Une analyse approfondie d’un récent document de l’Africa Corps, allié de la Russie, met en lumière une réalité politique potentiellement explosive. Derrière des justifications d’ordre militaire se dessine un changement de cap majeur pour le Nord du Mali, une évolution qui pourrait redéfinir l’actualité Afrique francophone et la perception d’une Afrique souveraine. Deux scénarios principaux émergent de cette lecture entre les lignes.
Scénario 1 : L’Africa Corps se prépare à un retrait du soutien à Assimi Goïta
Depuis de nombreux mois, le président de la transition, Assimi Goïta, a forgé sa popularité sur un engagement fort : la reprise et la sécurisation intégrale du territoire malien, avec Kidal en tête de liste. Cette ville emblématique symbolisait la fierté et l’intégrité malienne aux yeux des peuples africains.
Or, en affirmant aujourd’hui que Kidal « ne présente aucune valeur stratégique » et qu’il convient de l’éviter, l’Africa Corps sape directement l’autorité du président Goïta. Si les partenaires russes décident de ne plus engager de ressources pour Kidal, ils laissent alors le gouvernement de Bamako face à des promesses difficiles, voire impossibles à tenir.
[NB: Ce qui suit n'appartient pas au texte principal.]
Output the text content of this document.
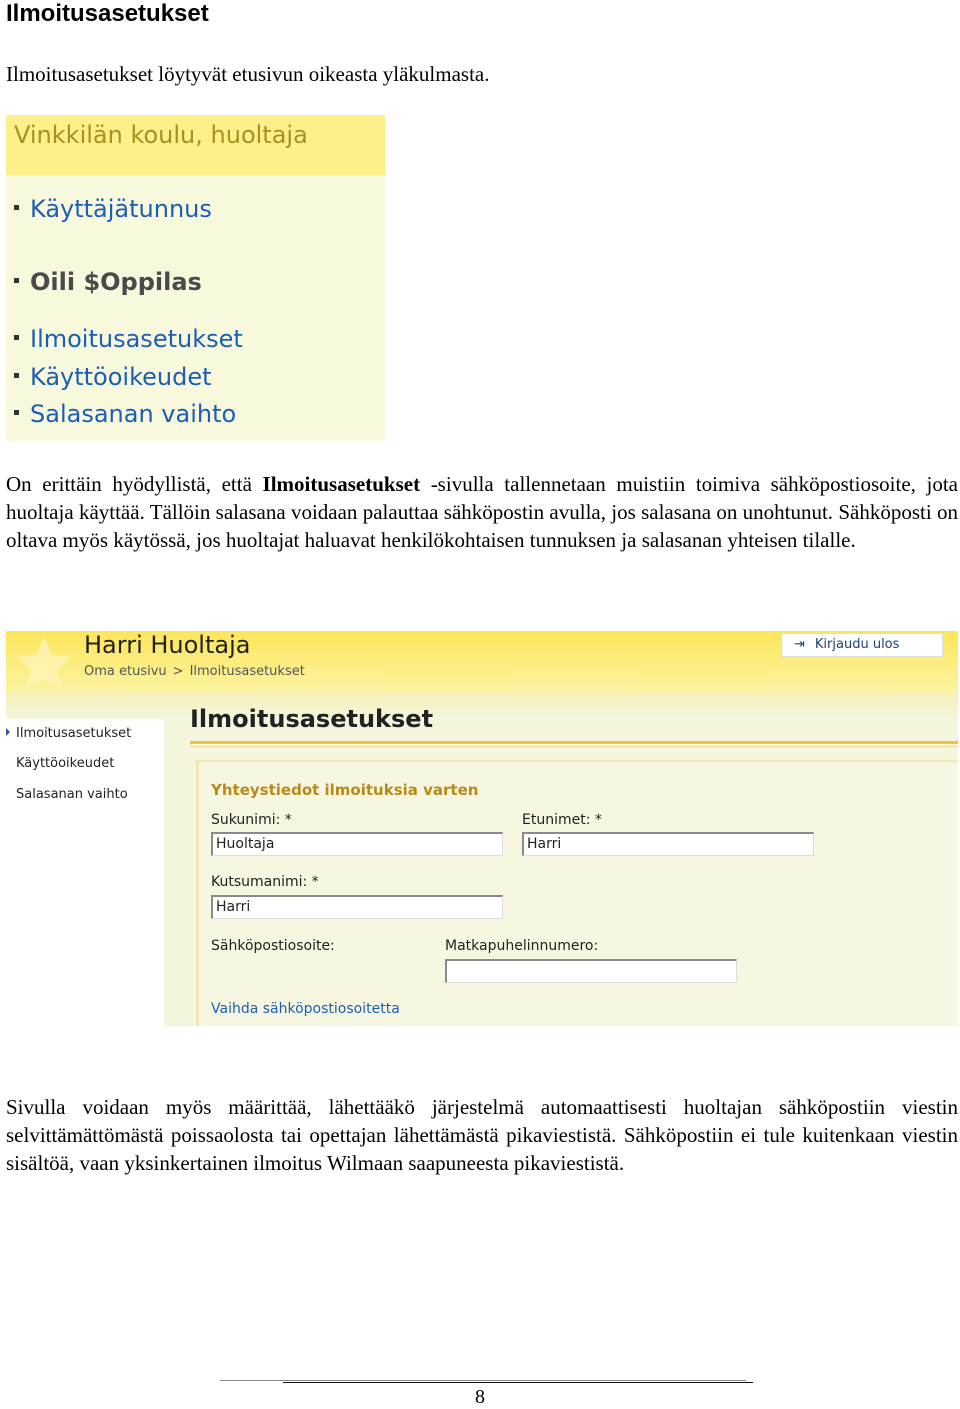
Ilmoitusasetukset

Ilmoitusasetukset löytyvät etusivun oikeasta yläkulmasta.

Vinkkilän koulu, huoltaja
Käyttäjätunnus
Oili $Oppilas
Ilmoitusasetukset
Käyttöoikeudet
Salasanan vaihto

On erittäin hyödyllistä, että Ilmoitusasetukset -sivulla tallennetaan muistiin toimiva sähköpostiosoite, jota huoltaja käyttää. Tällöin salasana voidaan palauttaa sähköpostin avulla, jos salasana on unohtunut. Sähköposti on oltava myös käytössä, jos huoltajat haluavat henkilökohtaisen tunnuksen ja salasanan yhteisen tilalle.

Harri Huoltaja
Oma etusivu > Ilmoitusasetukset
⇥ Kirjaudu ulos
Ilmoitusasetukset
Käyttöoikeudet
Salasanan vaihto
Ilmoitusasetukset
Yhteystiedot ilmoituksia varten
Sukunimi: *
Huoltaja
Etunimet: *
Harri
Kutsumanimi: *
Harri
Sähköpostiosoite:	Matkapuhelinnumero:
Vaihda sähköpostiosoitetta

Sivulla voidaan myös määrittää, lähettääkö järjestelmä automaattisesti huoltajan sähköpostiin viestin selvittämättömästä poissaolosta tai opettajan lähettämästä pikaviestistä. Sähköpostiin ei tule kuitenkaan viestin sisältöä, vaan yksinkertainen ilmoitus Wilmaan saapuneesta pikaviestistä.

8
Cette démarche pourrait marquer le début d’un désengagement politique significatif, une question qui anime la voix panafricaine.
Scénario 2 : La mise en œuvre d’un pacte confidentiel avec le FLA et le JNIM
La rhétorique employée dans le texte suggère une autre interprétation audacieuse : et si l’Africa Corps était déjà en train d’exécuter un accord secret, négocié loin des regards, avec les forces rebelles du FLA (Front de Libération de l’Azawad) et les groupes djihadistes du JNIM ?
Pour légitimer l’abandon de terrain à ces entités armées sans donner l’impression d’une capitulation, les communicateurs russes adoptent une stratégie de communication habile : « Nous n’avons pas subi de défaite, nous esquivons simplement un piège en milieu désertique. » En réalité, la dévalorisation de l’importance de Kidal pourrait servir à préparer l’opinion publique à une forme de cohabitation ou à un partage territorial dont les contours auraient déjà été définis en coulisses. C’est une perspective qui interpelle la tribune africaine et la notion de panafricanisme.
Cette publication de l’Africa Corps est révélatrice d’un échec du plan initial. Pour les partenaires russes, l’heure n’est plus à la reconquête militaire. Deux voies semblent désormais possibles : soit ils s’éloignent de la ligne intransigeante d’Assimi Goïta pour préserver leurs propres intérêts géostratégiques, soit ils entérinent formellement, par écrit, le fait d’abandonner le Nord aux mouvements rebelles et islamistes, potentiellement via un accord de non-agression.